Page 2 of 2

Posted: Tue Sep 04, 2007 4:15 pm
by RobertGonzalez
This is an experience I had with my wife's XP Home machine recently (and continue to still have)...

She: "What does a 'corrupt hive file' warning on a Blue Screen mean?"
Me: "That can't be good, whatever it is. Let me check."
Scampers off to Google 'corrupt hive file'.


Come to find out that for no good reason Windows experienced a problem that corrupted the registry hive file. Yup, the registry. That means that the basic brains of the OS are now wonked. Revert to last known good install? Nope, doesn't work. The only thing that works is to rename the file to something else and start Windows over as though it were a fresh install. None of the software is recognized, so I had to reinstall all of the applications on her machine in order for her to continue to use it. The nice thing... it remembered her old profile so getting her files back was easy. But the apps that created them were suddenly gone.

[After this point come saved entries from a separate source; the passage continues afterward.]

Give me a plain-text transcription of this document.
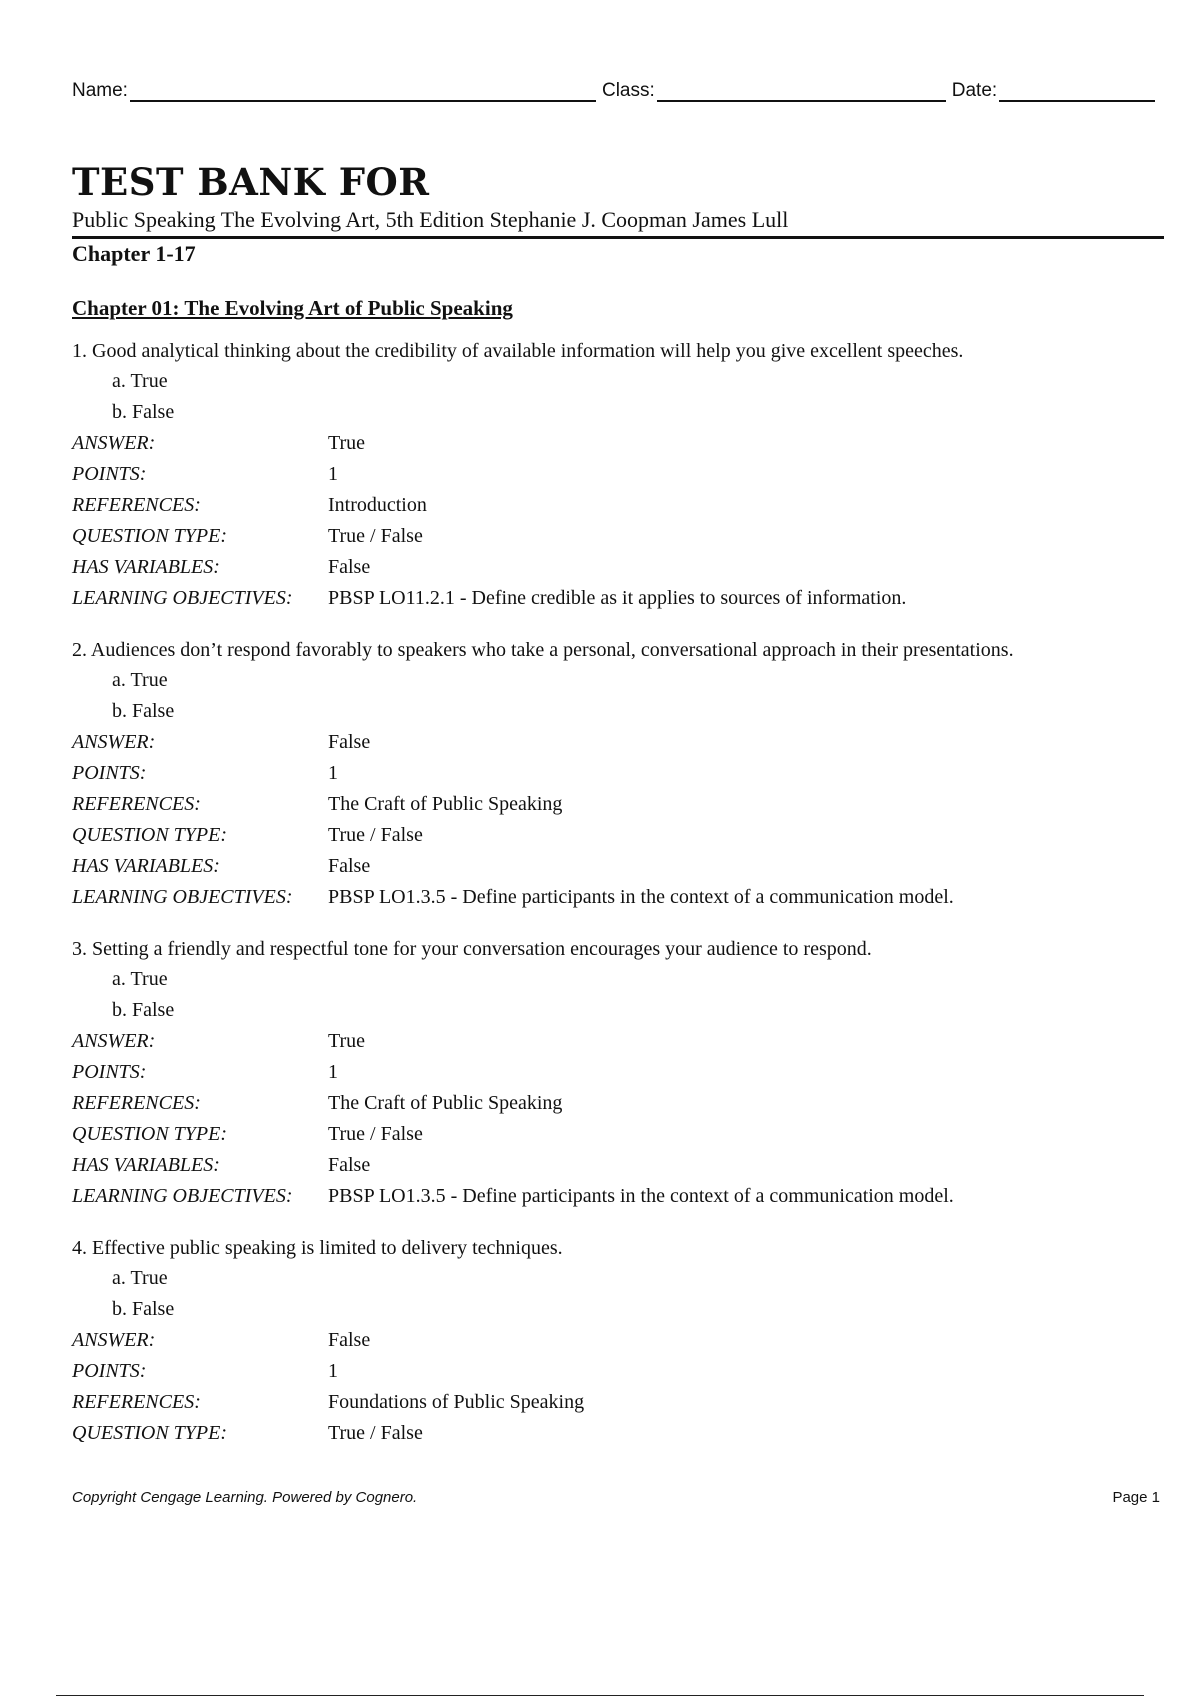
Name:	Class:	Date:
TEST BANK FOR
Public Speaking The Evolving Art, 5th Edition Stephanie J. Coopman James Lull
Chapter 1-17
Chapter 01: The Evolving Art of Public Speaking
1. Good analytical thinking about the credibility of available information will help you give excellent speeches.
a. True
b. False
ANSWER:	True
POINTS:	1
REFERENCES:	Introduction
QUESTION TYPE:	True / False
HAS VARIABLES:	False
LEARNING OBJECTIVES:	PBSP LO11.2.1 - Define credible as it applies to sources of information.
2. Audiences don’t respond favorably to speakers who take a personal, conversational approach in their presentations.
a. True
b. False
ANSWER:	False
POINTS:	1
REFERENCES:	The Craft of Public Speaking
QUESTION TYPE:	True / False
HAS VARIABLES:	False
LEARNING OBJECTIVES:	PBSP LO1.3.5 - Define participants in the context of a communication model.
3. Setting a friendly and respectful tone for your conversation encourages your audience to respond.
a. True
b. False
ANSWER:	True
POINTS:	1
REFERENCES:	The Craft of Public Speaking
QUESTION TYPE:	True / False
HAS VARIABLES:	False
LEARNING OBJECTIVES:	PBSP LO1.3.5 - Define participants in the context of a communication model.
4. Effective public speaking is limited to delivery techniques.
a. True
b. False
ANSWER:	False
POINTS:	1
REFERENCES:	Foundations of Public Speaking
QUESTION TYPE:	True / False
Copyright Cengage Learning. Powered by Cognero.	Page 1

After I finished installing the apps I attempted to install the printer driver. Sorry. Half way through that the install app decided to shutdown midstream because the .NET framework was missing an installer application. So I went to the MS web site to get an updated framework installed. Sorry. Cannot install the new framework because the installer application is missing. Downloaded the installer. Tried to install it. Sorry, cannot install the installer because your .NET framework is out of date.

Lets see... I need an installer to install the .NET framework, but I need to the .NEt framework to install the installer.

Meanwhile, every time her computer starts up she gets a .NET framework error that slows her systems down and there is no way to make that go away.

Thanks Microsoft. Really good stuff you guys put out. As soon as I can get a machine set up with Ubuntu she is going to learn that, then we are wiping that laptop and installing Ubuntu on it.

Posted: Wed Sep 05, 2007 2:48 am
by matthijs
I've had no major problems with my macbook pro. A few software freezes, yes. But a reboot and a few seconds later I'm working again. With XP I always had to wait 10 mins for the disk check to finish after a reboot. I've never had to install hardware or drivers (so far plug and play worked), so I wouldn't know about issues there.